Page is a not externally linkable
lucy24 - 8:32 am on Oct 22, 2012 (gmt 0)
Some web editing programs create these attributes automatically, and therefore they aren’t very reliable when trying to determine the language of a webpage.
Yeah: they put in <lang = "en">. So if it says <lang = "something else"> shouldn't that be taken as a pretty strong indicator that the page is in some other language?
All the more so when you've got <lang> tags around small discrete sections of the content. I've grumbled elsewhere about g###'s translation of the single line "grazie a tutti" into Italian-- happily ignoring the <lang="it"> tag and therefore making, let us not put too fine a point upon it, utter fools of themselves.

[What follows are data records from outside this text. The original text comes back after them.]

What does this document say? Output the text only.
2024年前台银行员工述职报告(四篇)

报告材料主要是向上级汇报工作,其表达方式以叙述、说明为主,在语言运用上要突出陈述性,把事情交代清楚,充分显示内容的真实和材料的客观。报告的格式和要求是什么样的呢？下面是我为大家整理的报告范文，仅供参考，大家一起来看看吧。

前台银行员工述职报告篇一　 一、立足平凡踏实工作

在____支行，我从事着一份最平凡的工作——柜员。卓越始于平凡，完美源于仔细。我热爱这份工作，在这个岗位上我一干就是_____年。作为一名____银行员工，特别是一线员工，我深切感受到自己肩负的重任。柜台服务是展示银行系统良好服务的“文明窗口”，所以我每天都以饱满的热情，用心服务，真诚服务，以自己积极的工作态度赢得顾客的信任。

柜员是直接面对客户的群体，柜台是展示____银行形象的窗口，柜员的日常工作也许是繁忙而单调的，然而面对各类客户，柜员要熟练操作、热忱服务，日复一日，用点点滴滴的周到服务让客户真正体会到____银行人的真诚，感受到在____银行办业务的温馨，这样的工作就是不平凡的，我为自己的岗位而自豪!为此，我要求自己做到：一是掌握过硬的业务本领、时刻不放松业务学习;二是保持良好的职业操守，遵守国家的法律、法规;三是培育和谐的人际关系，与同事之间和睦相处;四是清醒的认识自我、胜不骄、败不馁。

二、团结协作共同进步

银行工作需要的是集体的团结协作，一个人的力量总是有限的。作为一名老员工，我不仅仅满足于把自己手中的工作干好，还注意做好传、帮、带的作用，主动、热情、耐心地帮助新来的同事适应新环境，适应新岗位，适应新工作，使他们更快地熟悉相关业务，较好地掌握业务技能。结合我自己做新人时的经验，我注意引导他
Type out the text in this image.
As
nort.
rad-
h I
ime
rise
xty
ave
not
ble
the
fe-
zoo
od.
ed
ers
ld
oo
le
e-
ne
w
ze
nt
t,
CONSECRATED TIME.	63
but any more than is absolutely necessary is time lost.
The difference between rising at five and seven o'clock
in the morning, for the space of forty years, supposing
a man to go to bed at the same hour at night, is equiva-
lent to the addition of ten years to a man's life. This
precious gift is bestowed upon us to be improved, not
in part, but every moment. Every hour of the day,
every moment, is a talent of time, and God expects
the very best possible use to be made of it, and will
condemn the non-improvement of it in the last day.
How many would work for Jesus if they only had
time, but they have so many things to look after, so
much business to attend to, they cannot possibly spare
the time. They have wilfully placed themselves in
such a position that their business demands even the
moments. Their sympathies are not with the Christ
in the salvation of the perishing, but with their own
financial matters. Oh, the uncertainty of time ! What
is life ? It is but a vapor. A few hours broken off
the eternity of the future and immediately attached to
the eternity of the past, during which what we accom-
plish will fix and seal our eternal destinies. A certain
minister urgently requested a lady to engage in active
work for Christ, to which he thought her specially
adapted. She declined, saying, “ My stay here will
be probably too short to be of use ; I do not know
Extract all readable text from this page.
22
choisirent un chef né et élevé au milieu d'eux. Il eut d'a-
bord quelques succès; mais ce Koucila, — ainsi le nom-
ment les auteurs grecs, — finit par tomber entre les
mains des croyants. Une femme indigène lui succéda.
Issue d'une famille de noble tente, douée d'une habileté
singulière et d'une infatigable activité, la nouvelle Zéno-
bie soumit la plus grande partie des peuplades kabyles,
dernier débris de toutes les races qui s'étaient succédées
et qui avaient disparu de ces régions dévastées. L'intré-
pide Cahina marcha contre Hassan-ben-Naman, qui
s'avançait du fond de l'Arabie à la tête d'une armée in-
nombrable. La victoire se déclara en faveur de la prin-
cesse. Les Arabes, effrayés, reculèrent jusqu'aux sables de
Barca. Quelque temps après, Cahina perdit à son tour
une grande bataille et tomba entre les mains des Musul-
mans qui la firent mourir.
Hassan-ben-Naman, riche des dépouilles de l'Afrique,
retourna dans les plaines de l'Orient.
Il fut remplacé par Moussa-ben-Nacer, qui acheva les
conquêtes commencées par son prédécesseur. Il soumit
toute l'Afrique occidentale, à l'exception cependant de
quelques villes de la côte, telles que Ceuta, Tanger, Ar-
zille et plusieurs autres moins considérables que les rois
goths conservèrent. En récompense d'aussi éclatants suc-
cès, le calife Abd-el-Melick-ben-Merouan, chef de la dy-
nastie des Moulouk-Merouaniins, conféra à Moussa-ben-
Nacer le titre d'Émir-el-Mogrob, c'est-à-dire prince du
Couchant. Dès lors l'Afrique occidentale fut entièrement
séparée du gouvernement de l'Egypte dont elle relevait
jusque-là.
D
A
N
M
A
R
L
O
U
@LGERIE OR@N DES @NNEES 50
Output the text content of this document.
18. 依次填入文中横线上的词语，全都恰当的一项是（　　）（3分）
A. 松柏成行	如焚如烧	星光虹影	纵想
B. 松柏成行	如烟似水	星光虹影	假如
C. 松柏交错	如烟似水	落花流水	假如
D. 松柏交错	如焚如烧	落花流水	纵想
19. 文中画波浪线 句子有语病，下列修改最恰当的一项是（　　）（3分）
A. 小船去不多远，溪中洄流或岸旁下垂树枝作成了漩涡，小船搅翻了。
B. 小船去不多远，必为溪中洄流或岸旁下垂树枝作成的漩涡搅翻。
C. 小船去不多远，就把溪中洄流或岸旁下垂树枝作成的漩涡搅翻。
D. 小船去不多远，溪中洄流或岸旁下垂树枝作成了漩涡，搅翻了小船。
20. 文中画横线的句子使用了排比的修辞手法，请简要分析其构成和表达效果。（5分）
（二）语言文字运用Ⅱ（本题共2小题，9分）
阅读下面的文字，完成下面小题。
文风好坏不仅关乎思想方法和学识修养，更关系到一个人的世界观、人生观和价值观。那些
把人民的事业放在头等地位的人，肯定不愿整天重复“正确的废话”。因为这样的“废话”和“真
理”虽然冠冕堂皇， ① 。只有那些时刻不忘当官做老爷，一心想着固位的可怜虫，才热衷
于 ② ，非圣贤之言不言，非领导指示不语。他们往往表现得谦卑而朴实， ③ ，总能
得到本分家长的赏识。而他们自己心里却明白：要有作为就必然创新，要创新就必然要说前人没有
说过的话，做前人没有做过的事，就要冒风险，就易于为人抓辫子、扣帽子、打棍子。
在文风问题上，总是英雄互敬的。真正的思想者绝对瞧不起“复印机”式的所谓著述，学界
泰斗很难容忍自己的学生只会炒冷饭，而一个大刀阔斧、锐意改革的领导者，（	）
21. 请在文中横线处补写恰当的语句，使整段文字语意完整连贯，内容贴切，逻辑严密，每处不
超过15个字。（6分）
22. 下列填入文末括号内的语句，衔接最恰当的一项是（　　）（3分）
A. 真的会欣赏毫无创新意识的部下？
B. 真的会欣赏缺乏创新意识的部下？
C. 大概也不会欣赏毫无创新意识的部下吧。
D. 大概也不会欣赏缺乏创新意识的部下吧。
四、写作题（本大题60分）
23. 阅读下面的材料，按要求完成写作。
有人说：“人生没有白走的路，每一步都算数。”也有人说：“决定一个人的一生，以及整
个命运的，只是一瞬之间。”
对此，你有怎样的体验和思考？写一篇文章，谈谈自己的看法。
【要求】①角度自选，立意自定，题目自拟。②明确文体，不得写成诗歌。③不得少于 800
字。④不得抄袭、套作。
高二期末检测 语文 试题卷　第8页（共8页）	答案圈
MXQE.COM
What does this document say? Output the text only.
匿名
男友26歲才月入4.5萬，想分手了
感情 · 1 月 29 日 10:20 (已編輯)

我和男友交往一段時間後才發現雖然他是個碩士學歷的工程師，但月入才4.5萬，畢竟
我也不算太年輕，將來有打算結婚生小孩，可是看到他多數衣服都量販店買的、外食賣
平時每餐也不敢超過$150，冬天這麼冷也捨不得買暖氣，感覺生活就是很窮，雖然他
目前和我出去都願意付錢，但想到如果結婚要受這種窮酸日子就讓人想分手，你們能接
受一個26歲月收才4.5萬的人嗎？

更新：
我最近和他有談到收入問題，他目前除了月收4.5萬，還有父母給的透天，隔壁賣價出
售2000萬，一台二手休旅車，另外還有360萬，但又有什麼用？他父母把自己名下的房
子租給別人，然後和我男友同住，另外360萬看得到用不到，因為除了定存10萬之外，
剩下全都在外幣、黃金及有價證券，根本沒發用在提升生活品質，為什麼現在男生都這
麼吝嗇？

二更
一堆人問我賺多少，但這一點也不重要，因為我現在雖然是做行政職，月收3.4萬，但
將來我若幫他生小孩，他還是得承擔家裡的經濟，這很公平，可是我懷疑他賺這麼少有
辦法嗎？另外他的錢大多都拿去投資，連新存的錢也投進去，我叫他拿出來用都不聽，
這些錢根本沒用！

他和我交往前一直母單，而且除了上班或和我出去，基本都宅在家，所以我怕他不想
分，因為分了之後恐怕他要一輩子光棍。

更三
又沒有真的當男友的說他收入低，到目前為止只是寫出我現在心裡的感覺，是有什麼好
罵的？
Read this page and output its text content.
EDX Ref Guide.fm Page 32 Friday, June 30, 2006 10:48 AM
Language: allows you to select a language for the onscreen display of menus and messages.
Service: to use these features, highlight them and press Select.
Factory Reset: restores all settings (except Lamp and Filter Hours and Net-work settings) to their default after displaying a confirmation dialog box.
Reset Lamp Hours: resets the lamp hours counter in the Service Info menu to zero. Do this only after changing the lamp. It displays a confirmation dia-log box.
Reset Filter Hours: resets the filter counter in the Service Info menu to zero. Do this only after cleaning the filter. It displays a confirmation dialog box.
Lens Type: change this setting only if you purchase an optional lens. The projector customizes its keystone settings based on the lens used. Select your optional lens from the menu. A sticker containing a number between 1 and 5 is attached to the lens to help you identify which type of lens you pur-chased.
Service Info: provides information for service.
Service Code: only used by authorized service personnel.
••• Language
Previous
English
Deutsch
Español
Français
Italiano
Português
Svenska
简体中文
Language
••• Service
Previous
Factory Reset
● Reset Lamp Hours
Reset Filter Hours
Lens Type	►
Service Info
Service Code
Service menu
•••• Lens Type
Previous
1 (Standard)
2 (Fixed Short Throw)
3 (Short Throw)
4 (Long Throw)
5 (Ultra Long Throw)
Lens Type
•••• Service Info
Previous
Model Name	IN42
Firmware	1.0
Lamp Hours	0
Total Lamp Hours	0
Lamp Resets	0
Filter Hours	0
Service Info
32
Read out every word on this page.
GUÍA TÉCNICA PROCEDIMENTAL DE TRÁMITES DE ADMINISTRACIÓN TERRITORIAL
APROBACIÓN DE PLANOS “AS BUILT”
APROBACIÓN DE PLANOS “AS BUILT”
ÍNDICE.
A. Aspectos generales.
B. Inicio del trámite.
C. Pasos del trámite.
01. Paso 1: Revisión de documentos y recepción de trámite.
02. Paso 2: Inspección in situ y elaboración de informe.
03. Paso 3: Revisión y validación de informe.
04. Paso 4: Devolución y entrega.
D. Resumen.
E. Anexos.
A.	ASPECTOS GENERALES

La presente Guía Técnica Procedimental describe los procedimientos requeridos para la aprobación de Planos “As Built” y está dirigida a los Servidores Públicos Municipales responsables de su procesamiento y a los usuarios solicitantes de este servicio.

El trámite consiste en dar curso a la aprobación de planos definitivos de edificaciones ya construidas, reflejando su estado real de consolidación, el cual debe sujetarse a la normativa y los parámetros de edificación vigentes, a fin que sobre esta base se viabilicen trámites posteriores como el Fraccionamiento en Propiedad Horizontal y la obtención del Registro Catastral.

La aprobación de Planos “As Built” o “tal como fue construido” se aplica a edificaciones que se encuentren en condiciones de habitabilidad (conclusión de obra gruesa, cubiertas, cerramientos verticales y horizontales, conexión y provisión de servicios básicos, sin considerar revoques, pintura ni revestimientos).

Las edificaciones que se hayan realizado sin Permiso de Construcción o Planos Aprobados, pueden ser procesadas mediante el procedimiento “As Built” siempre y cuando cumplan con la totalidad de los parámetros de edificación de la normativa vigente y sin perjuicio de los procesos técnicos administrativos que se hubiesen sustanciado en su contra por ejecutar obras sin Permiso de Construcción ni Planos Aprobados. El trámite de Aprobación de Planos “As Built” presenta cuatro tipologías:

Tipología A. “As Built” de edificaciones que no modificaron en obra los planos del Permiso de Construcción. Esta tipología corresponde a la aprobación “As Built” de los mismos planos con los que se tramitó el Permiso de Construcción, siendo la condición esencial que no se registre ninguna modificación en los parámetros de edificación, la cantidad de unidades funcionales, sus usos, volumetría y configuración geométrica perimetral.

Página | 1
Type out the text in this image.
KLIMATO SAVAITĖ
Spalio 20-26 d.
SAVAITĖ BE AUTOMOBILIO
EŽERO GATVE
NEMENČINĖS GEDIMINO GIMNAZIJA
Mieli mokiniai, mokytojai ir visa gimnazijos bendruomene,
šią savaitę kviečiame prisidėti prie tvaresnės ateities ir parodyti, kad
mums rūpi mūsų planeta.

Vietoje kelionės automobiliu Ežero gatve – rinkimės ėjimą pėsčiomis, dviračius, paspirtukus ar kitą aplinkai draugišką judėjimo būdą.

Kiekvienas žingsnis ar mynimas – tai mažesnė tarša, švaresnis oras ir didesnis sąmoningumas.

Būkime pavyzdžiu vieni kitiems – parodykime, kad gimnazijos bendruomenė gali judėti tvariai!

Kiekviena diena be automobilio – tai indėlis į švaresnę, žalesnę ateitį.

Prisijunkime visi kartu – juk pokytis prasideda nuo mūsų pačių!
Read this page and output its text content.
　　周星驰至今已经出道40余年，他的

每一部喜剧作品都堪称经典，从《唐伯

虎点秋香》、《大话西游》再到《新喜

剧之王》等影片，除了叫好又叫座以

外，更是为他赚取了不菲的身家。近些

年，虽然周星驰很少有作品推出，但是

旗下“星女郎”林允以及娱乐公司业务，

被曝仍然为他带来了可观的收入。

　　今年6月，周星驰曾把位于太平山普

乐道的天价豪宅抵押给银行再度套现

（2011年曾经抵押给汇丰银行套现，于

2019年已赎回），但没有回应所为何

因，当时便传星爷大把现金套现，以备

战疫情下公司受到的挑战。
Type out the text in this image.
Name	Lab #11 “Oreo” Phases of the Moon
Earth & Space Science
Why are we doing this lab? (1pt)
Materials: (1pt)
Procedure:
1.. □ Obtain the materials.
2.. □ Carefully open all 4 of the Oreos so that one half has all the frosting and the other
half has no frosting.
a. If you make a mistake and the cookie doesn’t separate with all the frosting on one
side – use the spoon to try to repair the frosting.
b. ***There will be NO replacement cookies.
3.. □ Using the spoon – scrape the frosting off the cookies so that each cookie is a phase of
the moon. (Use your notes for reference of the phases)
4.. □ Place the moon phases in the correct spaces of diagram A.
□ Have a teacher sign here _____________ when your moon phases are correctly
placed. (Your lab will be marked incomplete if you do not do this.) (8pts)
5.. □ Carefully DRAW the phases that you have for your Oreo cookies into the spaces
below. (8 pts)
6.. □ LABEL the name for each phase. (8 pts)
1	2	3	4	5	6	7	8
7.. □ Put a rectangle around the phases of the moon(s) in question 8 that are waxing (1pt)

Not long ago, I found a log entry telling me that google had attempted to translate a particular page into Italian. Problem is, the page in question is already in Italian.
Sample. I assure you I am not making this up.
"Original English [sic] Text":* Questa pagina ha sempre avuto un insolito numero di visitatori provenienti dall'Italia.
Google translation: This Pagina Semper ha avuto delle Nazioni Unite insolito Numero di Visitatori provenienti DALL'ITALIA.
Clearly google's definition of "obvious" is different from yours and mine.
* Created by a multi-stage process: Run the English text through :: cough-cough :: Google translate. Go over it myself and fix the blatant errors. Find a kind Italian to fix my fixes. (Being several thousand miles away, I could not hear her laughing hysterically.) Check some obscure technical terms and run it past the Italian again.